OpenSearch/docs/reference/index-modules/indexing-pressure.asciidoc

[[index-modules-indexing-pressure]]
== Indexing pressure

Indexing documents into {es} introduces system load in the form of memory and
CPU load. Each indexing operation includes coordinating, primary, and replica
stages. These stages can be performed across multiple nodes in a cluster.

Indexing pressure can build up through external operations, such as indexing
requests, or internal mechanisms, such as recoveries and {ccr}. If too much
indexing work is introduced into the system, the cluster can become saturated.
This can adversely impact other operations, such as search, cluster
coordination, and background processing.

To prevent these issues, {es} internally monitors indexing load. When the load
exceeds certain limits, new indexing work is rejected

[discrete]
[[indexing-stages]]
=== Indexing stages

External indexing operations go through three stages: coordinating, primary, and
replica. See <<basic-write-model>>.

[discrete]
[[memory-limits]]
=== Memory limits

The `indexing_pressure.memory.limit` node setting restricts the number of bytes
available for outstanding indexing requests. This setting defaults to 10% of
the heap.

At the beginning of each indexing stage, {es} accounts for the
bytes consumed by an indexing request. This accounting is only released at the
end of the indexing stage. This means that upstream stages will account for the
request overheard until all downstream stages are complete. For example, the
coordinating request will remain accounted for until primary and replica
stages are complete. The primary request will remain accounted for until each
in-sync replica has responded to enable replica retries if necessary.
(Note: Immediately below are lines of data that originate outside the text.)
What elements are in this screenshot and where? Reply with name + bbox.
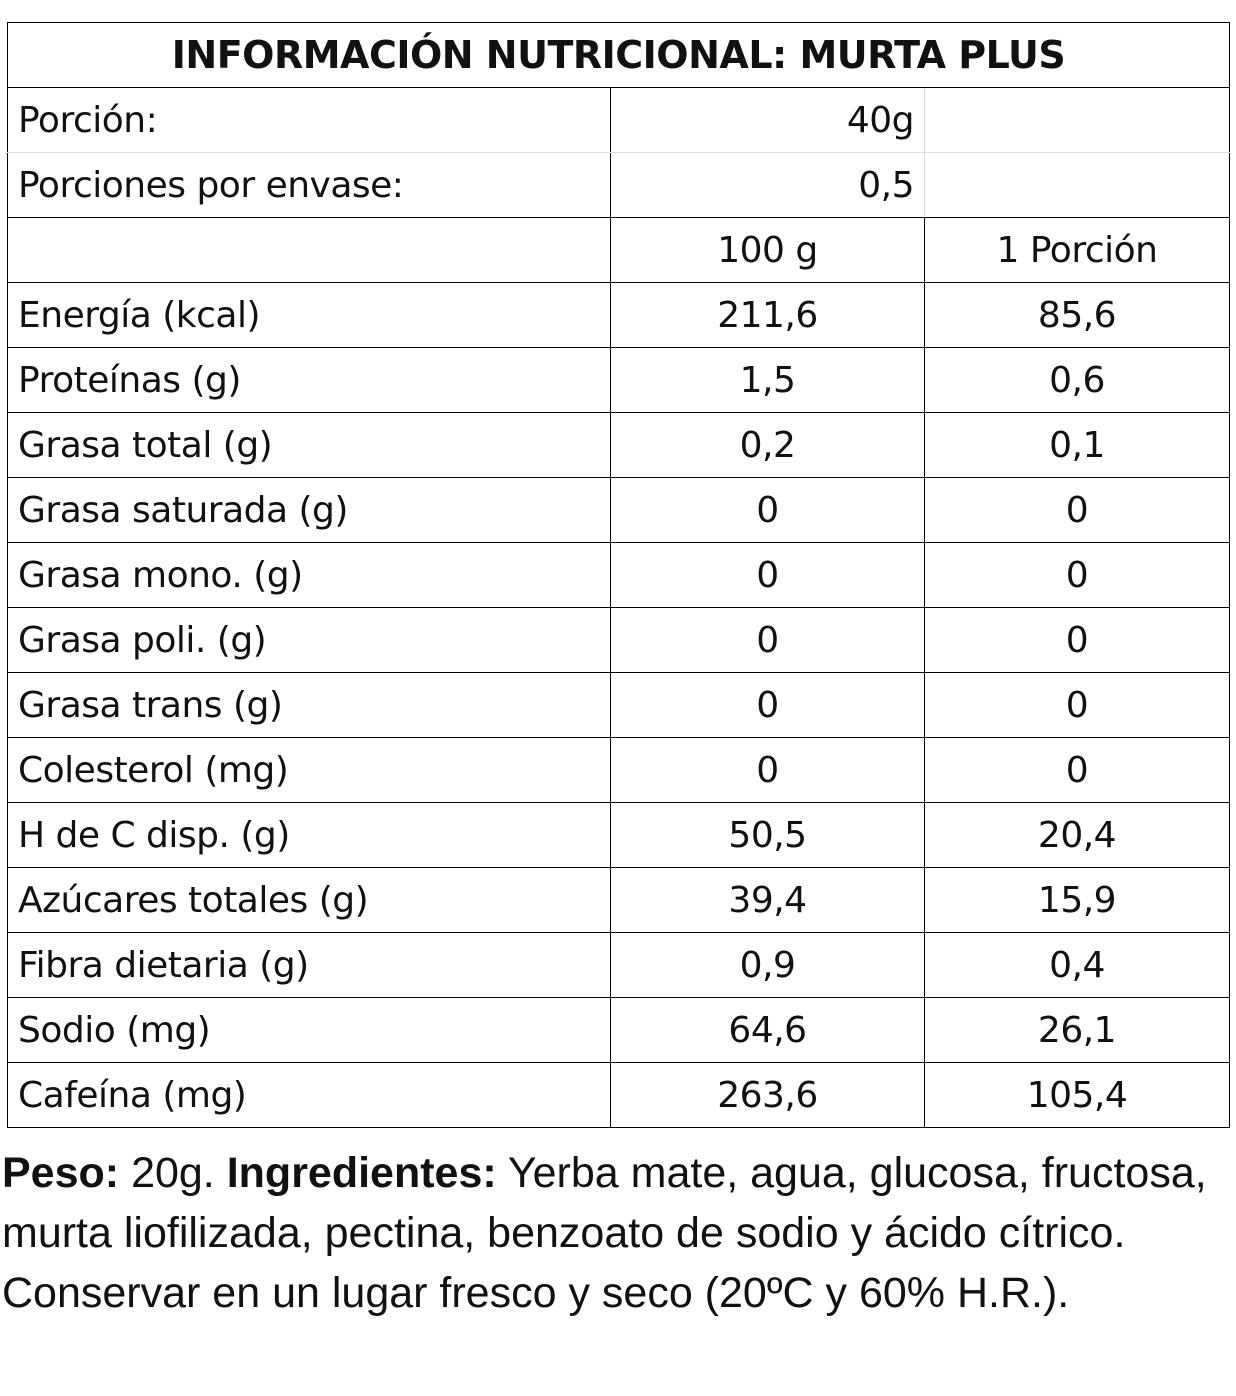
nutrient-value: 0 — [610, 607, 925, 673]
serving-row: Porción: 40g — [7, 87, 1230, 153]
empty-cell — [7, 217, 611, 283]
nutrient-value: 0 — [924, 607, 1230, 673]
nutrient-value: 20,4 — [924, 802, 1230, 868]
nutrient-row: Colesterol (mg) 0 0 — [7, 737, 1230, 803]
nutrition-table: INFORMACIÓN NUTRICIONAL: MURTA PLUS Porc… — [7, 22, 1230, 1128]
title-row: INFORMACIÓN NUTRICIONAL: MURTA PLUS — [7, 22, 1230, 88]
nutrient-row: Sodio (mg) 64,6 26,1 — [7, 997, 1230, 1063]
nutrient-row: H de C disp. (g) 50,5 20,4 — [7, 802, 1230, 868]
nutrient-name: Sodio (mg) — [7, 997, 611, 1063]
nutrient-value: 105,4 — [924, 1062, 1230, 1128]
nutrient-name: H de C disp. (g) — [7, 802, 611, 868]
nutrient-value: 0,1 — [924, 412, 1230, 478]
empty-cell — [924, 152, 1230, 218]
weight: 20g. — [131, 1149, 215, 1197]
nutrient-name: Azúcares totales (g) — [7, 867, 611, 933]
nutrient-row: Cafeína (mg) 263,6 105,4 — [7, 1062, 1230, 1128]
nutrient-row: Grasa saturada (g) 0 0 — [7, 477, 1230, 543]
nutrient-value: 0,9 — [610, 932, 925, 998]
serving-label: Porción: — [7, 87, 611, 153]
nutrient-value: 39,4 — [610, 867, 925, 933]
nutrient-value: 1,5 — [610, 347, 925, 413]
nutrient-name: Grasa saturada (g) — [7, 477, 611, 543]
serving-row: Porciones por envase: 0,5 — [7, 152, 1230, 218]
nutrient-row: Grasa poli. (g) 0 0 — [7, 607, 1230, 673]
nutrient-value: 0 — [610, 477, 925, 543]
column-header: 1 Porción — [924, 217, 1230, 283]
nutrient-value: 26,1 — [924, 997, 1230, 1063]
nutrient-value: 263,6 — [610, 1062, 925, 1128]
nutrient-row: Proteínas (g) 1,5 0,6 — [7, 347, 1230, 413]
nutrient-value: 15,9 — [924, 867, 1230, 933]
nutrient-name: Cafeína (mg) — [7, 1062, 611, 1128]
nutrient-value: 64,6 — [610, 997, 925, 1063]
nutrient-value: 50,5 — [610, 802, 925, 868]
nutrient-value: 0,6 — [924, 347, 1230, 413]
nutrient-row: Grasa trans (g) 0 0 — [7, 672, 1230, 738]
ingredients-label: Ingredientes: — [226, 1149, 497, 1197]
nutrient-value: 0 — [924, 672, 1230, 738]
serving-label: Porciones por envase: — [7, 152, 611, 218]
ingredients: Yerba mate, agua, glucosa, fructosa, mur… — [2, 1149, 1207, 1317]
column-header: 100 g — [610, 217, 925, 283]
empty-cell — [924, 87, 1230, 153]
nutrient-value: 0 — [610, 737, 925, 803]
nutrient-value: 0 — [924, 542, 1230, 608]
nutrient-name: Fibra dietaria (g) — [7, 932, 611, 998]
nutrient-value: 0,2 — [610, 412, 925, 478]
nutrient-row: Grasa total (g) 0,2 0,1 — [7, 412, 1230, 478]
table-title: INFORMACIÓN NUTRICIONAL: MURTA PLUS — [7, 22, 1230, 88]
nutrient-value: 0 — [924, 477, 1230, 543]
nutrient-value: 0 — [610, 672, 925, 738]
table-body: INFORMACIÓN NUTRICIONAL: MURTA PLUS Porc… — [7, 22, 1230, 1128]
serving-value: 40g — [610, 87, 925, 153]
footer-text: Peso: 20g. Ingredientes: Yerba mate, agu… — [2, 1143, 1236, 1323]
nutrient-name: Proteínas (g) — [7, 347, 611, 413]
nutrient-value: 0,4 — [924, 932, 1230, 998]
weight-label: Peso: — [2, 1149, 120, 1197]
nutrient-row: Energía (kcal) 211,6 85,6 — [7, 282, 1230, 348]
nutrient-name: Grasa poli. (g) — [7, 607, 611, 673]
nutrient-name: Energía (kcal) — [7, 282, 611, 348]
nutrient-row: Azúcares totales (g) 39,4 15,9 — [7, 867, 1230, 933]
nutrient-row: Fibra dietaria (g) 0,9 0,4 — [7, 932, 1230, 998]
nutrient-value: 0 — [610, 542, 925, 608]
nutrient-name: Grasa mono. (g) — [7, 542, 611, 608]
nutrient-name: Grasa trans (g) — [7, 672, 611, 738]
nutrient-name: Grasa total (g) — [7, 412, 611, 478]
nutrient-value: 211,6 — [610, 282, 925, 348]
serving-value: 0,5 — [610, 152, 925, 218]
nutrient-row: Grasa mono. (g) 0 0 — [7, 542, 1230, 608]
nutrient-value: 85,6 — [924, 282, 1230, 348]
nutrient-name: Colesterol (mg) — [7, 737, 611, 803]
nutrient-value: 0 — [924, 737, 1230, 803]
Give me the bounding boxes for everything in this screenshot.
A node will start rejecting new indexing work at the coordinating or primary
stage when the number of outstanding coordinating, primary, and replica indexing
bytes exceeds the configured limit.

A node will start rejecting new indexing work at the replica stage when the
number of outstanding replica indexing bytes exceeds 1.5x the configured limit.
This design means that as indexing pressure builds on nodes, they will naturally
stop accepting coordinating and primary work in favor of outstanding replica
work.

The `indexing_pressure.memory.limit` setting's 10% default limit is generously
sized. You should only change it after careful consideration. Only indexing
requests contribute to this limit. This means there is additional indexing
overhead (buffers, listeners, etc) which also require heap space. Other
components of {es} also require memory. Setting this limit too high can deny
operating memory to other operations and components.

[discrete]
[[indexing-pressure-monitoring]]
=== Monitoring

You can use the
<<cluster-nodes-stats-api-response-body-indexing-pressure,node stats API>> to
retrieve indexing pressure metrics.

[discrete]
[[indexing-pressure-settings]]
=== Indexing pressure settings

`indexing_pressure.memory.limit`::
  Number of outstanding bytes that may be consumed by indexing requests. When
  this limit is reached or exceeded, the node will reject new coordinating and
  primary operations. When replica operations consume 1.5x this limit, the node
  will reject new replica operations. Defaults to 10% of the heap.